Mais dans peu de temps elle apprendra qu’elle est à moi ;
Car voici qu’il vient, le dur moment où tout d’un coup
Ma main va se fermer et l’écraser.
Rien ne peut la défendre. Elle est faible et gît sans armes
À mes pieds. Désormais, qui pourrait nous arrêter ?
Lentement le soleil va baissant vers l’horizon ;
Quand s’éteindront ses feux sur la mer et les canaux,
La cité que voilà va disparaître.
Le soleil de demain ne pourra la rendre au jour ;
Il ne peut qu’éclairer cruellement dès l’aurore
Un cadavre de ville où le fer aura passé.
Ce qu’a tué le fer, nul soleil ne le voit plus.
Quelques heures encore, et la cité sera morte.
Des pierres, un désert, des corps inertes épars.
Ceux-là qui survivront, ce seront tous des cadavres.
Étonnés et muets, ils ne sauront qu’obéir.
Ayant tous vu souiller ou tuer des êtres chers,
Chacun se hâtera de se soumettre à ce qu’il hait.
Leur regard vide en vain cherchera
Leurs palais, leurs maisons, leurs églises.
Tous leurs chants désormais se tairont.
Ils n’auront pas de voix pour se plaindre.
Cette mer pour eux sera muette.
Jour après jour et toute leur vie
Ils n’entendront rien, sinon des ordres.
Par moi cette nuit la terreur, la honte et la mort
Descendront sur eux, et c’est moi qu’ils auront pour maître.
Demain tous ici, à contrecœur, m’obéiront.

La ville est heureuse encor ce soir en sa splendeur ;
Pour un soir encor son peuple reste intact et fier.
Ce dernier soleil la couvre seul de ses rayons ;
S’il savait, sans doute il s’arrêterait par pitié.
Mais ni le soleil n’a pitié d’elle, hélas, ni moi.
M’est-il donc permis d’être insensible autant que lui,
Moi dont les yeux voient quelle cité devra périr ?



Scène XVII


RENAUD, JAFFIER


Renaud revient, parle d’une petite difficulté imprévue dans un détail d’organisation.

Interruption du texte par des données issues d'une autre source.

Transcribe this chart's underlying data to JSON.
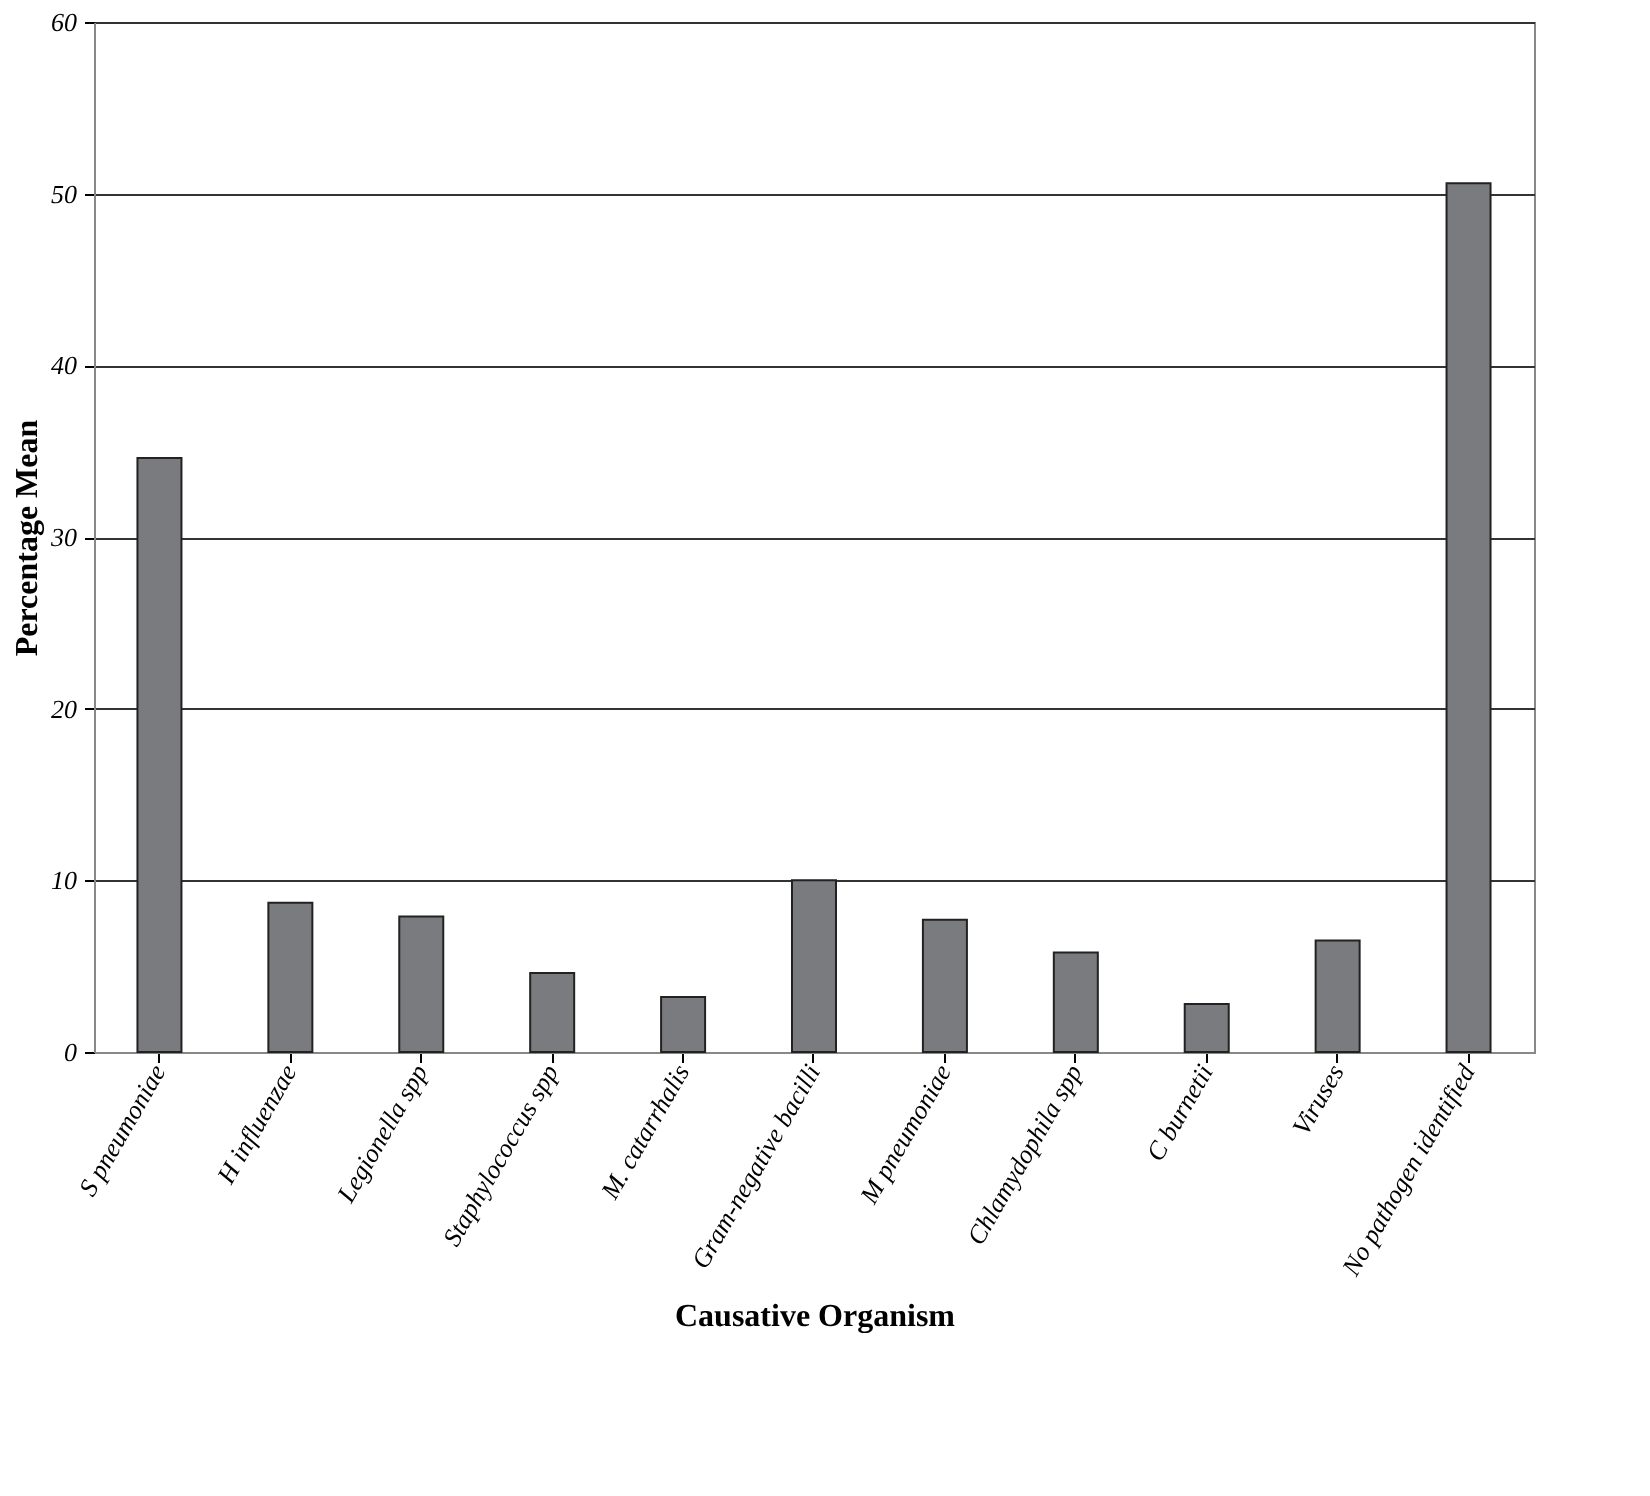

Fait l’éloge de Jaffier pour les dispositions arrêtées et l’élan de confiance qu’il a mis en tous. Se félicite que ce soit Jaffier le chef. Nul n’est si apte que lui à une action extraordinaire.

Dans les premiers vers, il pose une question à Jaffier. Jaffier ne répond pas. Renaud (n’osant pas en faire la remarque) continue, assez longuement. Jaffier complètement silencieux. Enfin Renaud s’interrompt :

RENAUD

Qu’y a-t-il ? Vous me regardez, mais on dirait que vous ne m’entendez pas. Y-a-t-il quelque chose qui ne va pas, quelque chose qui vous trouble ?

JAFFIER

Non, au contraire. Je vois clairement ce que j’ai à faire, je suis sûr de réussir et parfaitement résolu. Je sais que mes compagnons et surtout mon ami ont remis leur salut entre mes mains avec une pleine confiance. Ils ont eu raison ; ni la mort ni la torture ne pourraient me causer de défaillance quand j’ai la charge du salut d’hommes de cette valeur. J’exécuterai ce que j’ai décidé avec tant de fermeté que j’écarterai d’eux tous les périls. Rien ne peut faire fléchir ma résolution. Monsieur, allez… Moi, je vais… Ce jour va s’achever. Hâtons-nous d’utiliser au mieux ce qui nous en reste.

Les deux pôles de l’acte sont la scène Renaud-Jaffier et Violetta-Jaffier (et le monologue). Le reste peut être écrit très rapidement.


Rideau


Cet acte, comme le précédent, est écrit pour la plus grande part en vers blancs de 14 syllabes. Les Mercenaires parlent en prose ; Violetta en vers blancs de 11 syllabes (5-6) ; Jaffier lui donne la réplique en vers blancs de 13 syllabes (5-4-4). Ou en 11 aussi ? Ou Violetta en 13 ? ou 12 (4-4-4) ? Autres exceptions ?

Les vers de Violetta et ceux de Jaffier quand il donne la réplique à Violetta sont rimés, mais rimes très faibles (allant jusqu’à l’assonance ?) et groupées par 4, 5 ou 6.